File Transfer Protocol client

WinSock File Transfer Protocol, or WS_FTP, is a secure file transfer software package produced by Ipswitch, Inc. Ipswitch is a Massachusetts-based software producer established in 1991 that focuses on networking and file sharing. WS_FTP consists of an FTP server and an FTP client and has over 40 million users worldwide.

In 2019, Ipswitch Inc was acquired by Progress Software Corporation, who is the current owner of the product.

==History==
John A. Junod, a decorated Army master sergeant, developed WS_FTP in 1993. WS_FTP was originally released as Shareware.

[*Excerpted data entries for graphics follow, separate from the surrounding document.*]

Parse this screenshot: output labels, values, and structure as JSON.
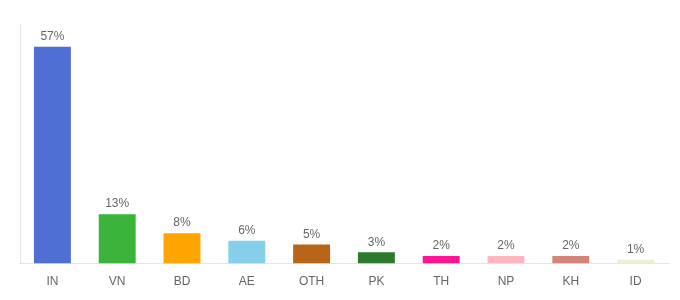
{
  "chart_data": {
    "type": "bar",
    "categories": [
      "IN",
      "VN",
      "BD",
      "AE",
      "OTH",
      "PK",
      "TH",
      "NP",
      "KH",
      "ID"
    ],
    "values": [
      57,
      13,
      8,
      6,
      5,
      3,
      2,
      2,
      2,
      1
    ],
    "value_labels": [
      "57%",
      "13%",
      "8%",
      "6%",
      "5%",
      "3%",
      "2%",
      "2%",
      "2%",
      "1%"
    ],
    "colors": [
      "#4F6FD4",
      "#3CB43C",
      "#FFA500",
      "#87CEEB",
      "#B8651A",
      "#2D7A2D",
      "#FF1493",
      "#FFB6C1",
      "#D4857A",
      "#F0EDD5"
    ],
    "ylim": [
      0,
      63
    ],
    "grid": false,
    "data_labels": true,
    "tick_labels": "x"
  }
}
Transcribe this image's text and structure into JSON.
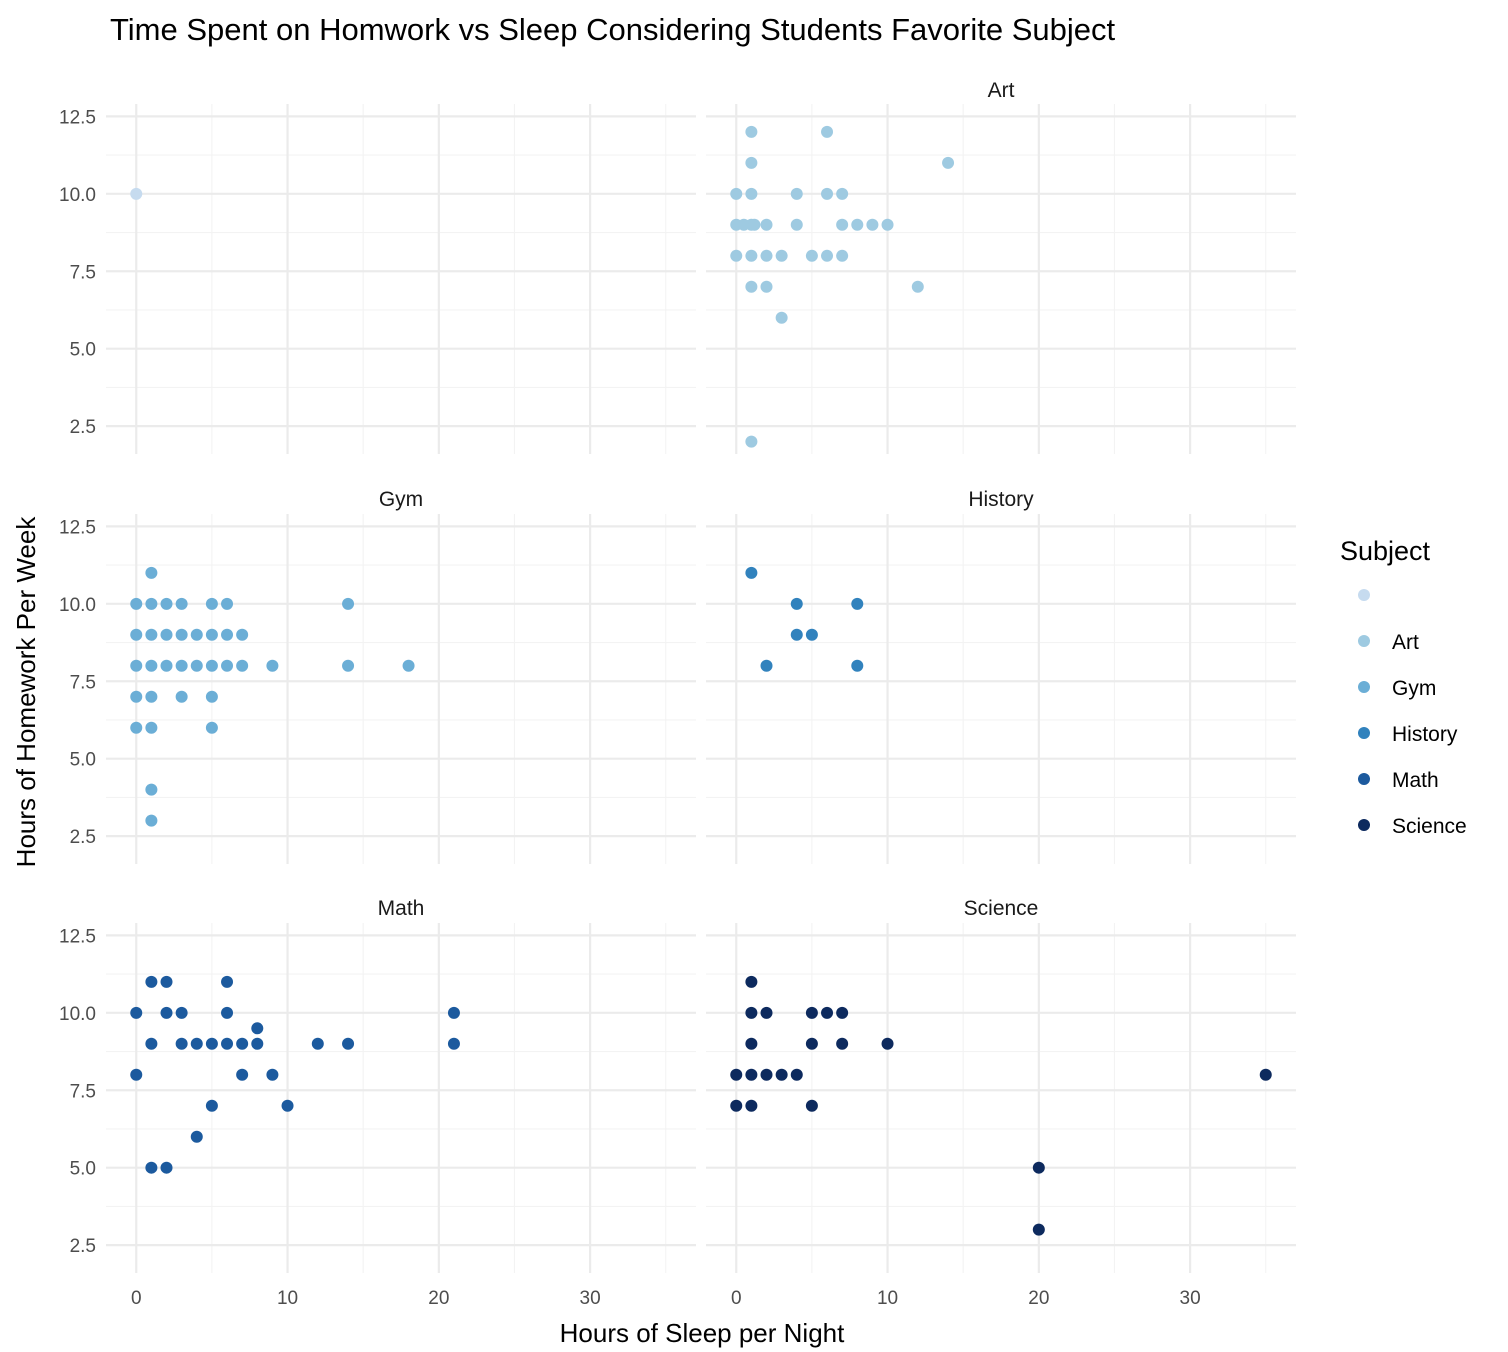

The rights were sold to Ipswitch in 1996, when Junod retired from the Army and joined Ipswitch.

==Overview==
File Transfer Protocols are used to transfer large files. FTP clients add stability and encryption options over traditional FTP transfers. The WS_FTP client has a "classic" GUI with two panes, one showing the local computer and the other accessing the remote host, though newer versions of the software have updated interfaces, including a web browser interface. The WS_FTP secure server encrypts files using SSL/FTPS, SSH, or SCP2 and HTTPS transfers. It is self-contained, eliminating the need for an external database. WS_FTP's additional built-in capabilities include email client integration, alerts and notifications, server failover, and transfer scheduling.